Rapidement, le foot se retourne contre ses maîtres. Son rôle dans la montée du nationalisme est prépondérant. Et à ce jeu aussi, les colonies britanniques ont un temps d’avance. En Égypte, le club d’Al-Ahly, le premier du continent, est fondé par des nationalistes, qui s’en servent comme d’une couverture. Au Nigeria, le futur président Nnamdi Azikiwe « construit le football de son pays comme un véritable cheval de Troie de l’indépendance » (TV5). À Tunis, où « le foot a le goût de l’interdit et bientôt de la revanche », Bourguiba utilise le club de l’Espérance pour arriver à ses fins.

Alors que les premières stars d’origine africaine s’imposent en Europe, en club comme en équipe nationale (Diagne, Ben Barek en France, Eusebio au Portugal), dans les années 1930-1940, le ballon rond devient une arme en Afrique. « Vient l’heure des choix pour les joueurs internationaux français », résume le documentaire de TV5, qui raconte l’épopée de l’équipe du FLN, la première sélection algérienne, composée de joueurs ayant fui le championnat de France à la demande du parti nationaliste. Mekloufi est de ceux-là. En s’exilant à Tunis, il sacrifie sa carrière – « j’étais un bon footballeur mais, en tant qu’homme, j’étais nul », livre-t-il. Il accomplit ainsi un « geste historique considérable ».

Après les indépendances, « football et politique restent un seul et même combat » (TV5). Mais bientôt, « le football devient le jouet de leaders orgueilleux ». C’est l’époque des présidents qui font et défont les équipes nationales. « Notre style, c’est le football libre de la démocratie joué avec des rangers de militaires ! » clame le gardien de l’équipe de Coach Clemence…

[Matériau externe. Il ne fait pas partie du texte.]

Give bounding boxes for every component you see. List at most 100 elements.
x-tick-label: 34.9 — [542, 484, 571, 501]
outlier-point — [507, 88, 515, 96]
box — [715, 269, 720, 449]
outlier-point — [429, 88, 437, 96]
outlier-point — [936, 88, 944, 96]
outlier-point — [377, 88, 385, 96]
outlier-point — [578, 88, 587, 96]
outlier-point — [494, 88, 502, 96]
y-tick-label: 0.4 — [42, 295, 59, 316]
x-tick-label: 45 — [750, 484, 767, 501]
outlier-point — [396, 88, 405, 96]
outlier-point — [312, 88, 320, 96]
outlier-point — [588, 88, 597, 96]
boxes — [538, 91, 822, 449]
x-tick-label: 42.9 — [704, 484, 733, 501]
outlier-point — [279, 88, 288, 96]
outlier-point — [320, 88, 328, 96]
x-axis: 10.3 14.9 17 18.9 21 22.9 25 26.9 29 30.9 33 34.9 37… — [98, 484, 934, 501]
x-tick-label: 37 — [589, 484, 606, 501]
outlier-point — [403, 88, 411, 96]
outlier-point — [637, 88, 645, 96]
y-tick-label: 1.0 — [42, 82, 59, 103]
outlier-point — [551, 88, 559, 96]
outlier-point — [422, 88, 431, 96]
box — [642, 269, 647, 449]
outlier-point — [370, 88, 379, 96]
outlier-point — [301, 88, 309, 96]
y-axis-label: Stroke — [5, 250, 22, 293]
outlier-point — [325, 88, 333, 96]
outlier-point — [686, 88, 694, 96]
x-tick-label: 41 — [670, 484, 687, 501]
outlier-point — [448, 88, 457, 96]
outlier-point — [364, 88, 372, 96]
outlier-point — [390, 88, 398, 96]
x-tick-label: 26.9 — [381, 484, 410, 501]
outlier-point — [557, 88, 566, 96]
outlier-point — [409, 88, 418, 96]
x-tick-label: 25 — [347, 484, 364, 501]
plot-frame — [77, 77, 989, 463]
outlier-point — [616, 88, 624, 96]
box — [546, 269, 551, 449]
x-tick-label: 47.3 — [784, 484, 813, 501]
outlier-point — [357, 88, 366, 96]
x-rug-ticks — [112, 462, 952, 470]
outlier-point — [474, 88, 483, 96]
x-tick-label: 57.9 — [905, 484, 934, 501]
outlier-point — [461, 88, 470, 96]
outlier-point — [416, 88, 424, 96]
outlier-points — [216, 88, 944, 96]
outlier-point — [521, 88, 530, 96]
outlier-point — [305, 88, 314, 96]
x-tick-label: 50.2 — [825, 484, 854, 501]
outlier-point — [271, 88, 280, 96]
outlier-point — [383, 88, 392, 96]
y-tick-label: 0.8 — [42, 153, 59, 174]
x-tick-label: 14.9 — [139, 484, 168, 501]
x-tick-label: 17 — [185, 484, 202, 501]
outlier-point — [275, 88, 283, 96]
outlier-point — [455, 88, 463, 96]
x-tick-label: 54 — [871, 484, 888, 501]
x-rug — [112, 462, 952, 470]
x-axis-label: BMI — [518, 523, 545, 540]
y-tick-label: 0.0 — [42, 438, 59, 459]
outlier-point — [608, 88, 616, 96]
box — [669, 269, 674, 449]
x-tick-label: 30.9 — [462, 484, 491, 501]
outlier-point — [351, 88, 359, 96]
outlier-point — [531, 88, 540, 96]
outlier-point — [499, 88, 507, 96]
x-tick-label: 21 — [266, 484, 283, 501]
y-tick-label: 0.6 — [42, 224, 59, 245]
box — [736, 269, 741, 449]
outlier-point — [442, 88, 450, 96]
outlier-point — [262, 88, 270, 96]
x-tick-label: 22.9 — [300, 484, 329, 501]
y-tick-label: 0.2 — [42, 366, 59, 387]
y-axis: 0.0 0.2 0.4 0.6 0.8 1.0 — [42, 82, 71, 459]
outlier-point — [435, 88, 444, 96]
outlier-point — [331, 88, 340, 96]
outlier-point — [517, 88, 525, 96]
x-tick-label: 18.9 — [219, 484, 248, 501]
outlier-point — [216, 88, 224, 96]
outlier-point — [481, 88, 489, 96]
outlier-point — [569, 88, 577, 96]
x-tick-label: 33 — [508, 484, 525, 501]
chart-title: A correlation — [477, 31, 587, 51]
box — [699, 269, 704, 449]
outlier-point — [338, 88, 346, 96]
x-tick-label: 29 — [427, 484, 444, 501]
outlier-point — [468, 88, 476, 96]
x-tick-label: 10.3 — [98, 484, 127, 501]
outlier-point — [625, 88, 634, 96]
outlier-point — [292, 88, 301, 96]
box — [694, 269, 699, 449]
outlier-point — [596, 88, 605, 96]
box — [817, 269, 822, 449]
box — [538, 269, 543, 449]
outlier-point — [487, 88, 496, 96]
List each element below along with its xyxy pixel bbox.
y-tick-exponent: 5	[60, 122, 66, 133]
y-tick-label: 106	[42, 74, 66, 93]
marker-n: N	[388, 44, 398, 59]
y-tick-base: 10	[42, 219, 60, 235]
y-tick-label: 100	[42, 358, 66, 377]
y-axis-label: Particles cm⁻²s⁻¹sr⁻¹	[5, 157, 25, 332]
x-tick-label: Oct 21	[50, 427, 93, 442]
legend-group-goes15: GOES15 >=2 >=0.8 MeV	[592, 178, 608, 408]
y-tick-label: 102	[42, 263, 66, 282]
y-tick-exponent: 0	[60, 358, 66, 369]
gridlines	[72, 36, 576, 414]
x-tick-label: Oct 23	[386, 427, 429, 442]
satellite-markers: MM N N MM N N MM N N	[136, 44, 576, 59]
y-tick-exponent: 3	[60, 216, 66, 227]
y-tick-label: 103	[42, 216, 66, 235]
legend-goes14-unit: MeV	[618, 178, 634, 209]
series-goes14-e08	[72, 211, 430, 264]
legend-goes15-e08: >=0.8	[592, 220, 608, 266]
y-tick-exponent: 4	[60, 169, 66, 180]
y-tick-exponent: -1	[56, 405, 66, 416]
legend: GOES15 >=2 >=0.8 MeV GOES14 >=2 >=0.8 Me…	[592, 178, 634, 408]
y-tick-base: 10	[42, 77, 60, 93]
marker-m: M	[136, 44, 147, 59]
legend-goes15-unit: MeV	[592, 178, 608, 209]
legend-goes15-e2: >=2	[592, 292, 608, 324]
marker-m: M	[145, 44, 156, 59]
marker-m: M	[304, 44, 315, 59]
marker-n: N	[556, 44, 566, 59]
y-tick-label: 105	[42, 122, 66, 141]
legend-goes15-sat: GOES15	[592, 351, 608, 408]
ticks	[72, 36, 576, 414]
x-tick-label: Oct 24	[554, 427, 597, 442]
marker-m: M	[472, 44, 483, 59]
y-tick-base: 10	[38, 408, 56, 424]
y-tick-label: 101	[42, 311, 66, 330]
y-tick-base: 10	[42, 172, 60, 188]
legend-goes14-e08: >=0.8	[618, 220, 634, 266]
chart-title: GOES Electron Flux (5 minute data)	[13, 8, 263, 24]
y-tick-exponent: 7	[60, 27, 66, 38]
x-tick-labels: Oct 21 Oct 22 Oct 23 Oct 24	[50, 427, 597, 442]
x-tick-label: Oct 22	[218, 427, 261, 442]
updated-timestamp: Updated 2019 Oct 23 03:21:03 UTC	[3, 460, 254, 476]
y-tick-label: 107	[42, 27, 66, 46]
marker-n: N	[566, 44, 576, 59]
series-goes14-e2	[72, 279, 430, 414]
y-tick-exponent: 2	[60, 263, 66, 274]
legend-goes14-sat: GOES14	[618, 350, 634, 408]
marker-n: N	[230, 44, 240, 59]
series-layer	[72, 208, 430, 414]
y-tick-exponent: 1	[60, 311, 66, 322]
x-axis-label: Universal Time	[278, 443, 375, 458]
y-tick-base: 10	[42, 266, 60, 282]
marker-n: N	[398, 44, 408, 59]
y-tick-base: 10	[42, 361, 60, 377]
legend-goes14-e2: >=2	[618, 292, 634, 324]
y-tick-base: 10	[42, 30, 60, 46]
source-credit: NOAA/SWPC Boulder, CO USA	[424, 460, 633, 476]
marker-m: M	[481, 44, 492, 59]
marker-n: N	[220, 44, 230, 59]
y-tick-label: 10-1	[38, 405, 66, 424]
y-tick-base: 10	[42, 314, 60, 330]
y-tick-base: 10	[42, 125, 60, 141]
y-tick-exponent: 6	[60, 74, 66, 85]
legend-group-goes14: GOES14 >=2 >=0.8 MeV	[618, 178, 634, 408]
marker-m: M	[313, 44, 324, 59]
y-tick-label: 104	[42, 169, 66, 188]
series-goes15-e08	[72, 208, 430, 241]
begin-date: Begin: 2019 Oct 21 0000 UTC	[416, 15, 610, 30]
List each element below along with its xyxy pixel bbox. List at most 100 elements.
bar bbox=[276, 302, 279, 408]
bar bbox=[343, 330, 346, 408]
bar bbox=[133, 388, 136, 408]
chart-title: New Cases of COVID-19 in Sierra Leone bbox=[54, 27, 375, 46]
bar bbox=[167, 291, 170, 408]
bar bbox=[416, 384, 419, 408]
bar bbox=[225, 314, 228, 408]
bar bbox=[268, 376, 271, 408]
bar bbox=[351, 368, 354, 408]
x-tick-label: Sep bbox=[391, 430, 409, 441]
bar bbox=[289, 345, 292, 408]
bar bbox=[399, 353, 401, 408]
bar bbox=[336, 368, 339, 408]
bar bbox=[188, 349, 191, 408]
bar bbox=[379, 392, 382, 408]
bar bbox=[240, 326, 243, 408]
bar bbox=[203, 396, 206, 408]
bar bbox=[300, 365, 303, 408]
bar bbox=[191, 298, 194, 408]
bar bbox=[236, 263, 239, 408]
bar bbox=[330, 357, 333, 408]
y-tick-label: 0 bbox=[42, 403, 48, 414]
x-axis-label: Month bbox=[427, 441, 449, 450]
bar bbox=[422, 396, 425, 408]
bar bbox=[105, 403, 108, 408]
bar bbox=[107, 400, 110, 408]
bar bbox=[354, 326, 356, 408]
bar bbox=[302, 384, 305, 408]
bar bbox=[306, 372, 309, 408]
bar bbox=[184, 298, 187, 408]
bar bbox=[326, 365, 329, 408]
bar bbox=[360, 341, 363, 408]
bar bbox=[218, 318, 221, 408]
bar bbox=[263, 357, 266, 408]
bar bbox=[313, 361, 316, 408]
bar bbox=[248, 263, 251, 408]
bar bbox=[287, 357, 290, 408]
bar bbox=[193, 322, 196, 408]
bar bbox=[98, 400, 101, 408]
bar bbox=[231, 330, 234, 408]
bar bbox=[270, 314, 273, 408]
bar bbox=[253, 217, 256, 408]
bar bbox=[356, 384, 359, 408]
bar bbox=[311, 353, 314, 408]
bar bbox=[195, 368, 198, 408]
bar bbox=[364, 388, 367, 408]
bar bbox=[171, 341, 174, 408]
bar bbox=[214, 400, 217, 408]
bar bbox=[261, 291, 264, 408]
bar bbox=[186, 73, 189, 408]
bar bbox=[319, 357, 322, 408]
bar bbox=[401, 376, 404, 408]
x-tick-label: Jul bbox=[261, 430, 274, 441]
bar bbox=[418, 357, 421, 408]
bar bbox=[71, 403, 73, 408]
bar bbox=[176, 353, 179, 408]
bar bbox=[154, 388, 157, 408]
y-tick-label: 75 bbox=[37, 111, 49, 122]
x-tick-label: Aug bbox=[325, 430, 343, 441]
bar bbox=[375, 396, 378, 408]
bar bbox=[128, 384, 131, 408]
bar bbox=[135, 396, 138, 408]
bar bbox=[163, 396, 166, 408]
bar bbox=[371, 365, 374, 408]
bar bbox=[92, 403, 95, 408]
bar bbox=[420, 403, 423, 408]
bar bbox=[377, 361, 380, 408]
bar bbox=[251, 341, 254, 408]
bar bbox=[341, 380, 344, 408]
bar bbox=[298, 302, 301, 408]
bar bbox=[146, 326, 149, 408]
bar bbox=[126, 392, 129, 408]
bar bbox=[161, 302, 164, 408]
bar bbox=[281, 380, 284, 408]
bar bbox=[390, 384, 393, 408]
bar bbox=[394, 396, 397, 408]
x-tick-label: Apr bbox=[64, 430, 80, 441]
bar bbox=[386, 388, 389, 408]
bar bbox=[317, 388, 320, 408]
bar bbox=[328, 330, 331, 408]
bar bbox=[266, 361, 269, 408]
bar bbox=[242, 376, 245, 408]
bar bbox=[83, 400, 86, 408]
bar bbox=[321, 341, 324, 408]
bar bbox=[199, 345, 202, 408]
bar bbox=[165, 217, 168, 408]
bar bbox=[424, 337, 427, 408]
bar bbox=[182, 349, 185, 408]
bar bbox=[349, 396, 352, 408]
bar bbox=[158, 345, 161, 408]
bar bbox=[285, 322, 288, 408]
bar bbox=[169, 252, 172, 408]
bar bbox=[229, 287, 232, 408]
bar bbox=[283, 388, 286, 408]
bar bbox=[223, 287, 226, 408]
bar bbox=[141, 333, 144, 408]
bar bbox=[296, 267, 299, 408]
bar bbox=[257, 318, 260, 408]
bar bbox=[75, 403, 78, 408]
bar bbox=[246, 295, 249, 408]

L’Afrique, c’est chic (et pas cher)

Les préjugés datant de l’époque coloniale sont tenaces. Il faut attendre la Coupe du monde 1970 pour voir la Fifa accorder un ticket à l’Afrique (au Maroc). Mais les années 1980 changent la donne. L’exploit de l’Algérie en 1982 (victoire 2-1 contre l’Allemagne) puis l’épopée du Cameroun en 1990 (défaite en quart de finale face à l’Angleterre) marquent les esprits. « On était la fierté de tout un continent », se souvient François Omam-Biyik (TV5). Bientôt, l’Afrique obtient cinq tickets à la Coupe du monde (six cette année). C’est aussi l’ère de la professionnalisation, d’abord en Égypte et en Tunisie, puis sur tout le continent.

L’argent commence à couler à flots. Longtemps bloqués par certains régimes qui entendent préserver la qualité de leur championnat, les joueurs s’exilent en masse dans les années 1990. Aujourd’hui, Joachim Barbier et Antoine Derouet estiment, dans leur enquête Football made in Afrique4, à 160 le nombre d’Africains évoluant dans les cinq plus grands championnats européens. Mais les retombées financières ne profitent pas aux acteurs du foot ; les championnats locaux ne fonctionnent plus. Où est passé l’argent ? Joseph-Antoine Bell, le mythique gardien des Lions indomptables du Cameroun, se le demande : « Un concessionnaire ne peut pas vendre toutes les voitures de sa concession sans avoir un compte en banque fourni ! » (TV5)

Fin des années 1990, début des années 2000 : Pelé, Weah, Eto’o sont érigés au rang de stars – et touchent les salaires qui vont avec. L’Afrique est à la mode. Et le foot devient, pour des millions de jeunes Africains, l’unique planche de salut. Le ballon rond « est pensé comme la seule possibilité d’ascenseur social » (Barbier et Derouet). Les agents véreux en profitent. Ils font miroiter aux gamins un destin à la Drogba. Ce sont les « négriers du foot » que dénonce Maryse Ewanje-Épée dans sa remarquable enquête5. C’est toujours le même scénario, celui du « ballon poussière », « distinction imaginaire pour les joueurs dont les rêves d’or et de gloire ont échoué dans l’anonymat, la galère et la clandestinité », que raconte le romancier congolais Wilfried N’Sondé dans Enfants de la balle. Tout y passe : la falsification de l’âge, les fausses promesses faites à la famille, l’abandon une fois arrivé en Europe…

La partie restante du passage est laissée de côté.